Uncertainty, though, is still evident, even among the positive indicators. Business owners in this segment are very close to their customers. They know their customers well and watch their income and expenses carefully, but many will not invest or expand if they are unsure about the future. “Business owners typically want predictability and if they do not know what the future may hold with healthcare, taxes, ITC rollbacks, and other variables, they will be careful,” says Esko’s Bennett.
But are pre-recession numbers possible? According to MACtac’s Moore, it depends on how you frame the conversation. “Generally speaking, the recession took 20 to 25 percent of the volume out of sales numbers, transcending different industries. Some segments of the industry will never return to those numbers, while others have already surpassed that benchmark.”
According to Catherine Monson, CEO, FASTSIGNS International, it has already achieved 2007 levels as of July 2012 in regard to network sales (last 12 month total), and will exceed 2007 levels in regard to network sales at year end. In regard to average unit volume, Monson forecasts that it will achieve the 2007 level by the end of 2012.
Tom Trutna, president, BIG INK Display Graphics, also reports that his company will exceed its pre-recession sales this year. “It’s tough to know what changes are a result of the recession vs. long-term changes to our industry,” he says
You can “never say never,” according to Michael Robertson, CEO, SGIA, in regard to reaching pre-recession sales numbers. “I believe we will, but it’ll take time and new technology creating new opportunity in the marketplace.”
ISA’s president, Lori Anderson, is equally optimistic—but offered an important caveat. “I anticipate that we’ll see those sales numbers again, especially for companies that have been willing to ask the hard questions about their business operations, make the necessary changes, and take advantages of opportunities that are presented. Technology is driving additional change, which I see as only providing more opportunities for the sign industry.”

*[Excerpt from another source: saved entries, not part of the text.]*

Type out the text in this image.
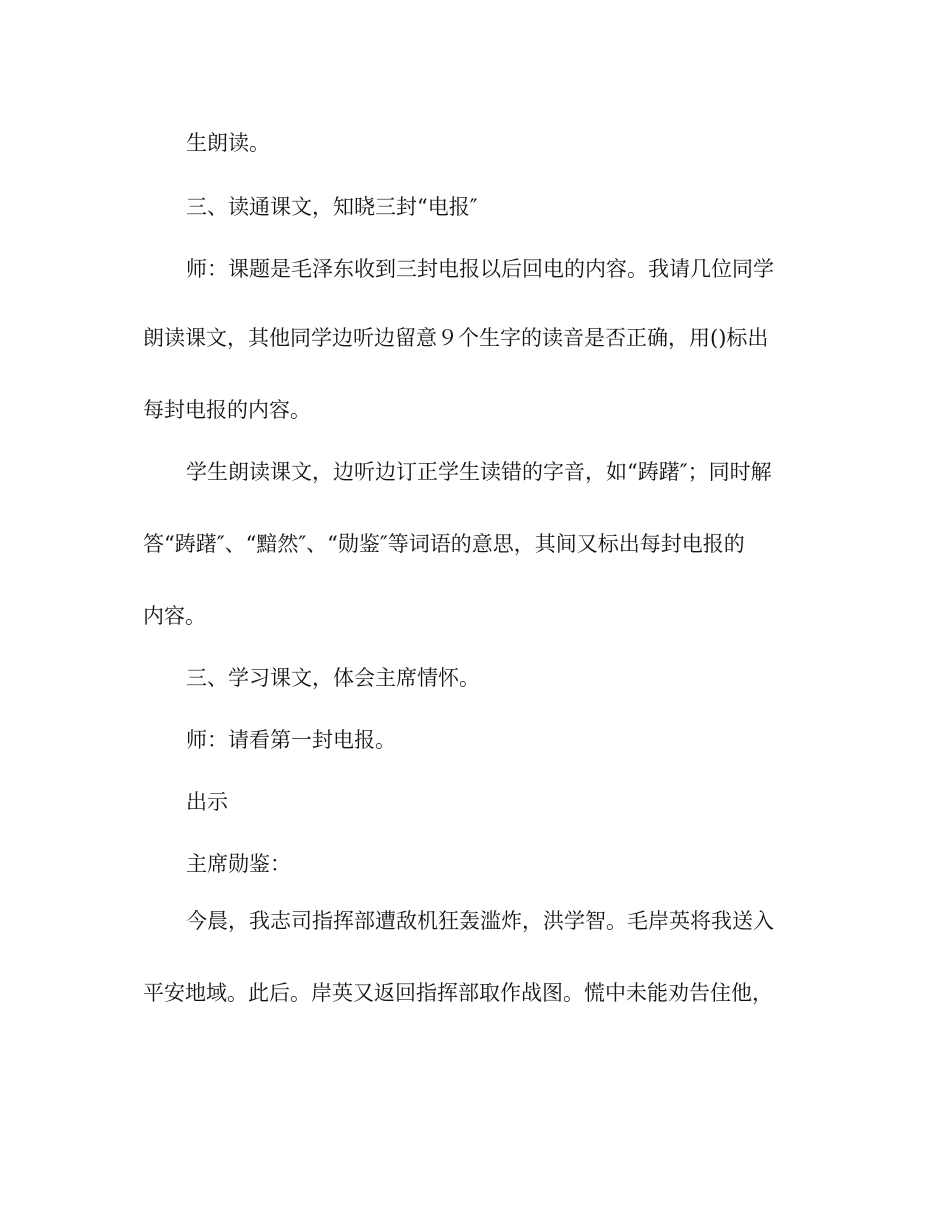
生朗读。
三、读通课文，知晓三封“电报″
师：课题是毛泽东收到三封电报以后回电的内容。我请几位同学
朗读课文，其他同学边听边留意９个生字的读音是否正确，用()标出
每封电报的内容。
学生朗读课文，边听边订正学生读错的字音，如“踌躇″；同时解
答“踌躇″、“黯然″、“勋鉴″等词语的意思，其间又标出每封电报的
内容。
三、学习课文，体会主席情怀。
师：请看第一封电报。
出示
主席勋鉴：
今晨，我志司指挥部遭敌机狂轰滥炸，洪学智。毛岸英将我送入
平安地域。此后。岸英又返回指挥部取作战图。慌中未能劝告住他，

But that begs the questions: what technology is driving change and how is it happening?
The industry is in the midst of two key paradigm shifts, according to Seiko’s Ryan: the move to digital from traditional analog processes, and the expansion into other related industries that need the same types of products. “A perfect example is digitally printed vinyl graphics that replaced a lot of hand painted, cut vinyl, and screenprinted graphics. Then digital printing expanded into replacing paint in the fleet graphics and custom car business,” says Ryan.
HP’s Garcia offers some insight into where the growth is coming from. “Our estimations say that the digital sign and display market will grow 12 percent in terms of printed pages in 2012, achieving higher growth rates than in 2011 and demonstrating recovery in the industry.”
Market Opportunities, Emerging Markets
Digital technologies are creating opportunities and new potential revenue streams for PSPs. Digital imaging—which is ideally suited for short-run customization—and current market conditions have pushed print buyers to focus more on customization. As a result, we’ve seen increased demand for shorter runs, with the total number of daily jobs increasing and numbers of job copies decreasing; faster campaign turnaround time; and personalization and variable information including QR codes, variable maps, and B2C opportunities.
Because of digital technologies, there is strong movement in the analog to digital conversion as more applications, including emerging markets such as decoration and packaging, are printed digitally. “Technology is always a strong point in our industry, but what has helped bring the industry to its point now is more the clients need to differentiate themselves from the competition,” says Heidi Hall, marketing director, Ferrari Color.
Industry experts and innovators indicated several industry niches that they feel hold the most promise for growth in the coming year and the highest on the list was digital signage. “Hands down, I think the biggest growth market will be dynamic digital signage,” says ISA’s Anderson. “If our customers aren’t asking about it yet, they will be soon. We see really interesting possibilities for static sign companies to add this component to their business, to partner with others, or to sub-contract it out. Because dynamic digital signage uses a different method of delivery than we’re accustomed to, some in our industry have been cautious about diving in. But truly, this is just another form of signage, and our industry is top-notch when it comes to using signs as communication.”